Security capabilities required:

  • Intelligent rate limiting that accounts for agent behavior
  • Content inspection for APIs that send messages or modify data
  • Traditional API security: authentication, authorization, input validation
  • Quota enforcement per client or agent identity
  • Observability for detecting anomalous API usage patterns

Traefik Hub solution: Use API Gateway with rate limiting, authentication middleware, and API management policies.

The Security Sequence Flow

Here's how a request flows through all three gates:

Critical insight: Each gate enforces policies appropriate to its layer. An attack that bypasses one gate can still be caught by the next gate.

Why You Need All Three Gates

Consider this attack scenario:

An attacker manipulates an LLM through prompt injection to exfiltrate sensitive data. The LLM is tricked into calling an email_api tool with stolen data.

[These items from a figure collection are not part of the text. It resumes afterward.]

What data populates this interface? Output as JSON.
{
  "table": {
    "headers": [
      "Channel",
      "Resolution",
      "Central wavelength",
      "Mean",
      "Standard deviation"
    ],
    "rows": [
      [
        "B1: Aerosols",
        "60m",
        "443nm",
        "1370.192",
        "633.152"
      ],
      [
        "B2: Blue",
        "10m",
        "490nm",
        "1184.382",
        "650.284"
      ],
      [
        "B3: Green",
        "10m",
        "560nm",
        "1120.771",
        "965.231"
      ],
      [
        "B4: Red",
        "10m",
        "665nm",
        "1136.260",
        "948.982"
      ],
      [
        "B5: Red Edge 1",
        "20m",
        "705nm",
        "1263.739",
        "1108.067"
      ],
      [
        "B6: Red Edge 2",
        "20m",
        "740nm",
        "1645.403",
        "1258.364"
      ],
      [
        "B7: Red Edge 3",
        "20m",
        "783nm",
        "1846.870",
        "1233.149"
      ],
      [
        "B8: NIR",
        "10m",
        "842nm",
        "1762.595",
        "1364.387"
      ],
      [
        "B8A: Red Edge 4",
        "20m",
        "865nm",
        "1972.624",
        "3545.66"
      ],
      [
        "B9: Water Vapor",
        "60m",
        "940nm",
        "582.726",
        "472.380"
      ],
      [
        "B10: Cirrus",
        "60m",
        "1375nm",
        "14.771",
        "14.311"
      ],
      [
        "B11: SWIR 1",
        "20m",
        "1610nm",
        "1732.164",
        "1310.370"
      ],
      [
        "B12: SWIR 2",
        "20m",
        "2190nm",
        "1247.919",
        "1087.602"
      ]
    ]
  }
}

With only Gate 1 (AI Gateway):

  • Might catch obvious prompt injection attempts
  • Sophisticated prompts can bypass detection
  • No control over which tools the LLM can access
  • No protection at API layer

With only Gate 2 (MCP Gateway):

  • Prompt injection happens before MCP layer
  • Can block unauthorized tool access
  • If attacker has valid credentials, tool policies might allow the call
  • No content inspection of API requests

With only Gate 3 (API Gateway):

  • Prompt injection happens before API layer
  • No control over tool invocation
  • Might catch anomalous API usage patterns
  • Legitimate-looking API calls might be allowed

With all three gates:

  • Gate 1 detects and blocks many prompt injection attempts
  • Gate 2 enforces TBAC policies (for example, "this agent can't access email_api")
  • Gate 3 enforces rate limits and content inspection (for example, "email recipients must be internal only")

Result: The attack is stopped at multiple points, and even if one gate fails, others provide defense in depth.

Summary

Securing AI agents in production requires three complementary security patterns:

  1. OBO Authentication - Ensures MCP servers act with client identity and permissions through token exchange, eliminating overprivileged service accounts

  2. TBAC - Provides dynamic, context-aware authorization for AI agents based on tasks, tools, and transaction parameters using JWT claims

  1. Triple Gate Pattern - Implements defense in depth by securing all three attack surfaces (AI, MCP, API layers) with specialized controls at each gate

Together, these patterns provide comprehensive security for MCP-based AI agent systems while maintaining operational simplicity through a unified gateway platform.